But the answer may not immediately appeal to you.

Unfortunately, our sun does not have eternal life. Scientists suspect that our parent star will last for another 5 billion years. After that, she’s out of fuel and will die. We can only speculate about what happens next to all the planets orbiting the sun. Though another planetary system is now providing a glimpse of our inescapable future.

Future of the sun

As a star ages, the hydrogen fusion in the star’s core stops and it swells. Then a red giant is created. When the star then blows away its outer layers of gas and dust, the core contracts, leaving a white dwarf. The star has come to the end of its life. This dying process has a major impact on the planets that orbit such a star, researchers suspect. Most planets will be drawn towards the star and swallowed. Our sun will also end up as a compact white dwarf in 5 billion years. But does the end of the sun also mean the end of our entire solar system?

planetary system

Researchers have in a new study discovered a planetary system using the Keck Observatory that may give us a glimpse into the predicted aftermath of our sun’s demise. The planetary system in question shows features of the expected fate of our solar system, when the sun has come to the end of its life in about 5 billion years. The planetary system consists of a Jupiter-like planet, with a similar orbit around a white dwarf star near the center of our Milky Way.

To survive

So it means that researchers here have noticed a planet orbiting a dead star. A Jupiter-like planet that is. And that’s interesting. “This evidence confirms that sufficiently distant planets are able to survive after the death of their star,” said study researcher Joshua Blackman. “Since this system is similar to our own solar system, it suggests that Jupiter and Saturn could survive the so-called red giant phase of the sun.”

A Crystal Ball into our Solar System’s Future from Keck Observatory on Vimeo.

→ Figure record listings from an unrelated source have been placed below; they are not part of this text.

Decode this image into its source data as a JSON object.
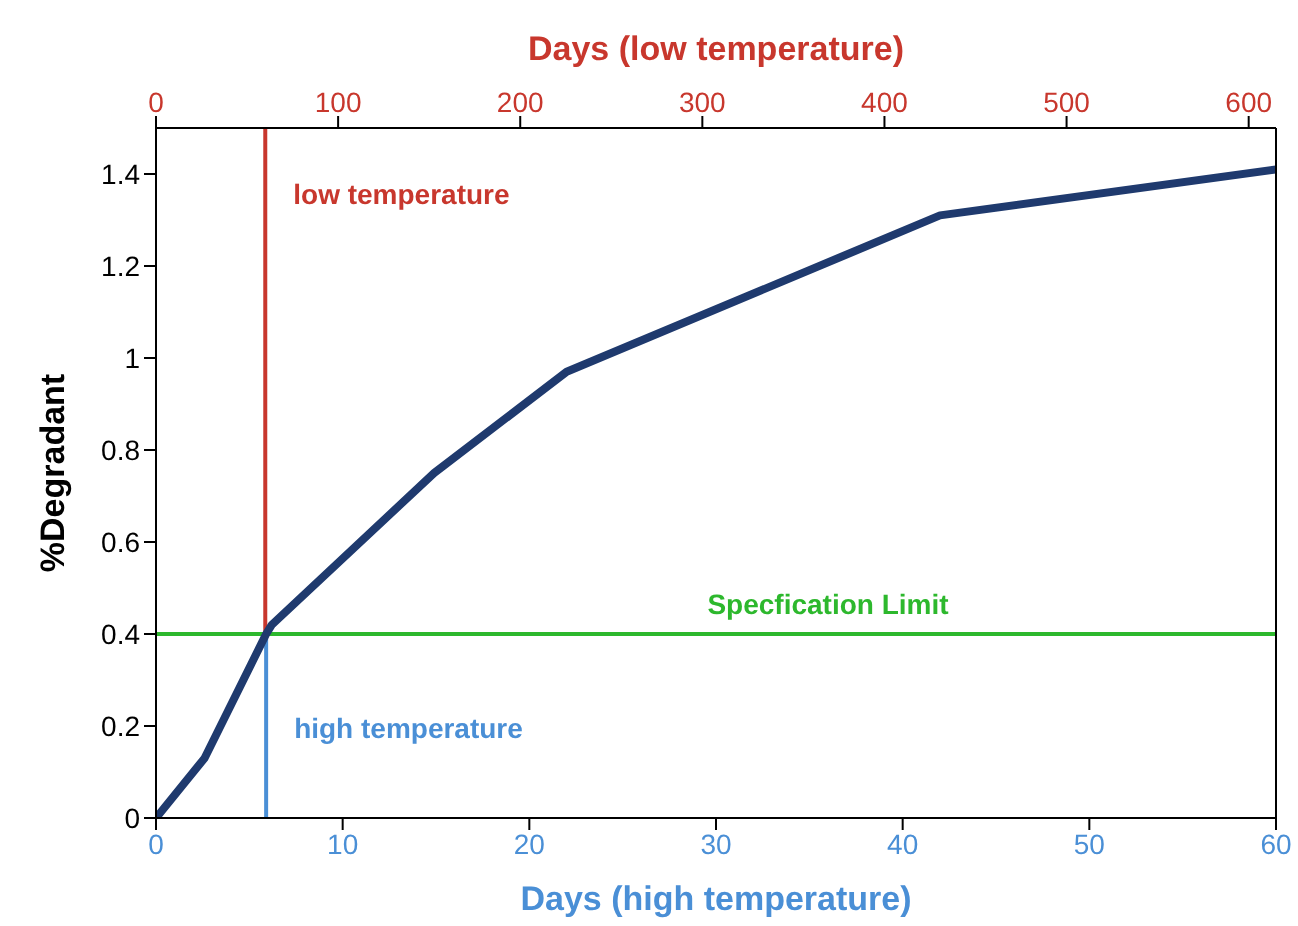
{
  "chart_data": {
    "type": "line",
    "xlabel": "Days (high temperature)",
    "x2label": "Days (low temperature)",
    "ylabel": "%Degradant",
    "x": [
      0,
      2.6,
      5.9,
      6.2,
      14.9,
      22,
      42,
      60
    ],
    "series": [
      {
        "color": "#1f3a6e",
        "values": [
          0,
          0.13,
          0.4,
          0.42,
          0.75,
          0.97,
          1.31,
          1.41
        ]
      }
    ],
    "xlim": [
      0,
      60
    ],
    "xticks": [
      0,
      10,
      20,
      30,
      40,
      50,
      60
    ],
    "x2lim": [
      0,
      615
    ],
    "x2ticks": [
      0,
      100,
      200,
      300,
      400,
      500,
      600
    ],
    "ylim": [
      0,
      1.5
    ],
    "yticks": [
      0,
      0.2,
      0.4,
      0.6,
      0.8,
      1,
      1.2,
      1.4
    ],
    "ref_lines": [
      {
        "axis": "y",
        "value": 0.4,
        "label": "Specfication Limit",
        "color": "#2db82d"
      },
      {
        "axis": "x2",
        "value": 60,
        "label": "low temperature",
        "color": "#c8372d"
      },
      {
        "axis": "x",
        "value": 5.9,
        "label": "high temperature",
        "color": "#4a8fd6"
      }
    ],
    "grid": false,
    "legend": false,
    "marker": "none",
    "line_style": "solid"
  }
}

Artistic impression of a star slowly dying. What remains is a hot, dense core; a white dwarf star. A gas giant similar to planet Jupiter orbits at a distance around the remnant, which miraculously survived the explosive transformation.

Soil

Our earth probably has a less rosy fate. “That’s because the Earth is much closer to the sun,” said researcher David Bennett. It means that our earth could be wiped out by the catastrophic demise of the sun. But that doesn’t necessarily mean that all life is lost. For example, astronomers have already suggested that we seek refuge elsewhere in the universe. “If humanity were to colonize a moon of Jupiter or Saturn before the sun burns up the Earth, we could stay in orbit around the sun,” Bennet says. Although the question is how long we could endure the scorching heat of our sun down in that case.

Humanity

All in all, thanks to the planetary system, we now know a little better where we will be in a sloppy 5 billion years. Although the answer may not immediately appeal to you. The chance that humanity will survive the setting of the sun does not seem very great.

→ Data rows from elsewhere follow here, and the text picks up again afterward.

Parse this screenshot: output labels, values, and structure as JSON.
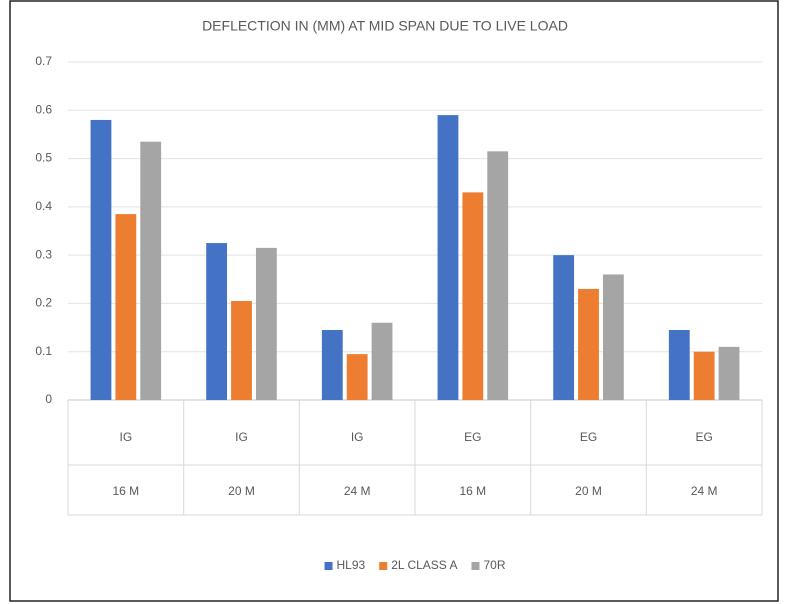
{
  "chart_data": {
    "type": "bar",
    "title": "DEFLECTION IN (MM) AT MID SPAN DUE TO LIVE LOAD",
    "groups": [
      "IG",
      "IG",
      "IG",
      "EG",
      "EG",
      "EG"
    ],
    "categories": [
      "16 M",
      "20 M",
      "24 M",
      "16 M",
      "20 M",
      "24 M"
    ],
    "series": [
      {
        "name": "HL93",
        "color": "#4472c4",
        "values": [
          0.58,
          0.325,
          0.145,
          0.59,
          0.3,
          0.145
        ]
      },
      {
        "name": "2L CLASS A",
        "color": "#ed7d31",
        "values": [
          0.385,
          0.205,
          0.095,
          0.43,
          0.23,
          0.1
        ]
      },
      {
        "name": "70R",
        "color": "#a5a5a5",
        "values": [
          0.535,
          0.315,
          0.16,
          0.515,
          0.26,
          0.11
        ]
      }
    ],
    "ylim": [
      0,
      0.7
    ],
    "yticks": [
      0,
      0.1,
      0.2,
      0.3,
      0.4,
      0.5,
      0.6,
      0.7
    ],
    "grid": true,
    "legend": "bottom"
  }
}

The researchers are not finished yet. Because in follow-up research, they hope to unravel how many other white dwarfs harbor intact planetary survivors. And NASA’s forthcoming Nancy Grace Roman Space Telescope will do its part. This planet hunter will be able to very closely study planets orbiting white dwarfs. This will allow astronomers to determine whether it is common for Jupiter-like planets to escape the last days of their star, or whether a significant proportion of them face a fateful end.